Webcasting and the Free Speech Internet Project
The terms 'webcasting' or 'streamed video' simply refer to
the method by which digital video is continuously streamed over
the Internet. By way of metaphor, it works the same way a cable
channel is 'streamed' through the cable wires to your home. This
technology grew out of the need to offer live audio and video
content to Internet users who had been confined to text and still
graphics. The challenge has been the ability to compress digital
video to the point were it could be streamed over regular phone
lines. The pioneer behind RealVideo, the ubiquitous video-streaming
player with over 50 million users worldwide, is Foundation for
National Progress board member Rob Glaser. As early as 1994, Glaser
envisioned the prospects of using the new medium to create and
distribute 'progressive' media. He started a company called Progressive
Networks, which was to become a multi-million software company
and renamed RealNetworks.
Free Speech Internet TV was one of the first to utilize RealNetworks'
software, and we began offering streamed audio and video as early
as 1996. Our programming ranges from video magazines like the
New York-based People's Video Network and the London-based Undercurrents,
to grassroots media such as Food Not Bombs and the Chiapas Media
Project. We also feature interviews and lectures, short experimental
films, video poetry, radio shows, and a wide range of documentaries.

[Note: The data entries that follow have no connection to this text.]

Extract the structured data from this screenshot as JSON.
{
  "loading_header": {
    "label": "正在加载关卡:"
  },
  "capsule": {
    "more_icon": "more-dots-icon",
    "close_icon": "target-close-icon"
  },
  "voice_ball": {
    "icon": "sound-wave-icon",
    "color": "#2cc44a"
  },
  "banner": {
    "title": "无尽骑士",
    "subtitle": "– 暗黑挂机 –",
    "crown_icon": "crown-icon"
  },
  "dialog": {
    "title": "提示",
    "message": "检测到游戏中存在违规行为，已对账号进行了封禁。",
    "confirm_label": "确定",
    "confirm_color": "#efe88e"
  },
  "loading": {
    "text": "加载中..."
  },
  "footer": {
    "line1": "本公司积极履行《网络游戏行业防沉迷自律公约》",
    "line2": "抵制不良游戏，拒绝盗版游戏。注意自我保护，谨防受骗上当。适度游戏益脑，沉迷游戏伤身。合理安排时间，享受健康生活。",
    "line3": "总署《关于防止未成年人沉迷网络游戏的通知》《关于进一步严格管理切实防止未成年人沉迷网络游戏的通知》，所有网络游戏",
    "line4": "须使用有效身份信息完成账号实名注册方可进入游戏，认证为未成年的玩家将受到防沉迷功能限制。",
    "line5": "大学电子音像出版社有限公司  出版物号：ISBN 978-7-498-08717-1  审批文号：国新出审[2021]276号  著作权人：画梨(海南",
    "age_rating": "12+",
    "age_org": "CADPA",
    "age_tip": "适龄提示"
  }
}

While we try to maintain a professional standard, we are committed
to the idea that ordinary people are capable of producing meaningful
media reflecting their daily issues. In 1997, we launched Do-It-Yourself
Television (DIYTV), on which we provided outlets for people to
create their own content and stream it through our servers. It
may sound like America's Funniest Home Videos, and in fact the
video quality was a close resemblance, but the material we continue
I to receive reflects the wide range of issues people are
really interested in.
Our Challenges Ahead
... our biggest challenge now-and my objective in this paper-is
to let people know that there exists a place where they can not
only watch meaningful media, but where they can create their own
programming. Unfortunately, the discrepancy between those who
are connected and those who aren't conforms to the prevailing
class division and the disparity between industrialized nations
and the Third World. There also exists a problem of estrangement
to new technologies like video streaming in particular and the
Internet in general. But it is our optimistic belief that this
can only improve through the important work of activists and social
organizations which seek to transfer the ownership of communication
outlets from corporations back to the people. For this movement
to be effective, it has to be part of a broader movement for democracy,
equality, and social justice. As Robert McChesney puts it, the
" extent to which there is non-elite participation into communication
policymaking may be a barometer for the level of democracy in
a society."
This movement has to be a global one, since media conglomeration
is principally a global trend. Cyber activism is endowed with
the remarkable feature that it lacks geographic boundaries. With
increased globalization and concentration of power, the struggles
of people are more and more the same all over the world. The Internet
could serve as a place of convergence; where progressive voices
are heard from different parts of the globe.